Snakemake on cluster: OutputException and submit one job for each wildcard item

106 Views Asked by At

I try to use snakemake on LSF with LSF profile, but only one job is submitted when using a wildcard.

Submitted job 1 with external jobid '660343 logs/cluster/try_expand/unique/jobid1_4530cab3-d29c-485d-8d46-871fb7042e50.out'.

Below is a minimal example run with

snakemake --profile lsf -s try.smk 2> `date +"%Y%m%d_%H%M"`_snakemake_try.log --latency-wait 20
CHROMOSOMES = [ 20, 21, 22]

rule targets:
    input: 
         expand("try/chr{chromosome}.GATK_calls.indels.PASS.common_var_2.bcf", chromosome=CHROMOSOMES)
    log:
        "try_logs/targets.log"

rule try_expand:
    threads: 6
    output:
        expand("try/chr{chromosome}.GATK_calls.indels.PASS.common_var_2.bcf", chromosome=CHROMOSOMES) 
    shell:"""
        touch {output}
    """

The log file of the above command is here.
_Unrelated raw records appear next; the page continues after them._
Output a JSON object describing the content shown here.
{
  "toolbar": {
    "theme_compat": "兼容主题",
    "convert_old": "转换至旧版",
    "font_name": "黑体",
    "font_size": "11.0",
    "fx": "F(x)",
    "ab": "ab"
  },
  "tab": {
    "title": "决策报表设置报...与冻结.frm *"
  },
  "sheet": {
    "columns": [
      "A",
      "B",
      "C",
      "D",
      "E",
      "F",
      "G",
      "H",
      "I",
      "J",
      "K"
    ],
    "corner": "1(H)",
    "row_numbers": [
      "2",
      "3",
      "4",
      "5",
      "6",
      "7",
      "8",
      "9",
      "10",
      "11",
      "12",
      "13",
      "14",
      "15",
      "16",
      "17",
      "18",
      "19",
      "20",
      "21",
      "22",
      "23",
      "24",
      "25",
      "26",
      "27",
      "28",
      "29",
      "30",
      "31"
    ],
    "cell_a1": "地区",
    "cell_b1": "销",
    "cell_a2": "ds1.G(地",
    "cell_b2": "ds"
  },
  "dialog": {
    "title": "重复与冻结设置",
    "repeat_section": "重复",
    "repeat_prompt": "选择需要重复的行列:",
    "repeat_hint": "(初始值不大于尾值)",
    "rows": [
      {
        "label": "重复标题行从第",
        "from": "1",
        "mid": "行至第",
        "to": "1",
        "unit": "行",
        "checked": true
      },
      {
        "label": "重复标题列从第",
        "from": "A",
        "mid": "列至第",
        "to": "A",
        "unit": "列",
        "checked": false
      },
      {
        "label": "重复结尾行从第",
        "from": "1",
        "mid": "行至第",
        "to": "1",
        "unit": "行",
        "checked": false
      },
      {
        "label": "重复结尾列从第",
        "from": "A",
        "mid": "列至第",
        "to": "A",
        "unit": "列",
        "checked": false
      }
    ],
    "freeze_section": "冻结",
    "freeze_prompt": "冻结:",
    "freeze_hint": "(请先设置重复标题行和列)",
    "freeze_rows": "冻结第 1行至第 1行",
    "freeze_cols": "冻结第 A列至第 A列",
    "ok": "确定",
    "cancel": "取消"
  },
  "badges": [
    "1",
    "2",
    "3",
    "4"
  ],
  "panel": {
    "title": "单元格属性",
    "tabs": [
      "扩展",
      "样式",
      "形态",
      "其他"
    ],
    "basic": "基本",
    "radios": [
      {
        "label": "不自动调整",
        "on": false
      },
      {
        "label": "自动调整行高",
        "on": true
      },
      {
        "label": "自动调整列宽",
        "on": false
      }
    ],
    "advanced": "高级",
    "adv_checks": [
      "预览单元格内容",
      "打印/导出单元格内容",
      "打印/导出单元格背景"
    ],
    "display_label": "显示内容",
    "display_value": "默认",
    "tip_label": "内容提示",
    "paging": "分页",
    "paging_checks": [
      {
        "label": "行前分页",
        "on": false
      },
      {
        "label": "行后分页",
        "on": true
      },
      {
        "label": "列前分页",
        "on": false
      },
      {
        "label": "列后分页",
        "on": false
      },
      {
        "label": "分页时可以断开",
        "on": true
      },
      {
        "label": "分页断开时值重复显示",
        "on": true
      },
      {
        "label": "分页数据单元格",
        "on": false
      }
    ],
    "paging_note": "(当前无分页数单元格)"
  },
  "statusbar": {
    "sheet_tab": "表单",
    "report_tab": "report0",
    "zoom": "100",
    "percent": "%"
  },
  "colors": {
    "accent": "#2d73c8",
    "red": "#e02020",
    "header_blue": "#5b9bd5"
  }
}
I suspect this has been the reason for OutputException when running larger tasks that takes a long time to complete the first wildcard.

Waiting at most 20 seconds for missing files.
MissingOutputException in line 22 of extraction.smk:
Missing files after 20 seconds:
chr21.GATK_calls.indels.PASS.common_var.bcf
chr22.GATK_calls.indels.PASS.common_var.bcf

How can I avoid the OutputException and submit each wildcard item as a job? Thanks!

1

There are 1 best solutions below

0
On BEST ANSWER

You're confusing a wildcard and a variable of the expand function. Your rule try_expand has the three files defined in output, hence it will only be run once to produce all your targets. In the output, {chromosome} is not a wildcard but a placeholder for the second argument of the expand function.

What you probably want is:

CHROMOSOMES = [ 20, 21, 22]

rule targets:
    input: 
         expand("try/chr{chromosome}.GATK_calls.indels.PASS.common_var_2.bcf", chromosome=CHROMOSOMES)
    log:
        "try_logs/targets.log"

rule try_expand:
    threads: 6
    output:
        "try/chr{chromosome}.GATK_calls.indels.PASS.common_var_2.bcf" 
    shell:
    """
        touch {output}
    """

Note that if you need to use a wildcard in an expand function, you have to double the {}.
example:

output: expand("{path}/chr{{chromosome}}.GATK_calls.indels.PASS.common_var_2.bcf", path="/my/path")

Here, {path} is a place holder defined in the second argument of the expand function, {{chromosome}} is a wildcard.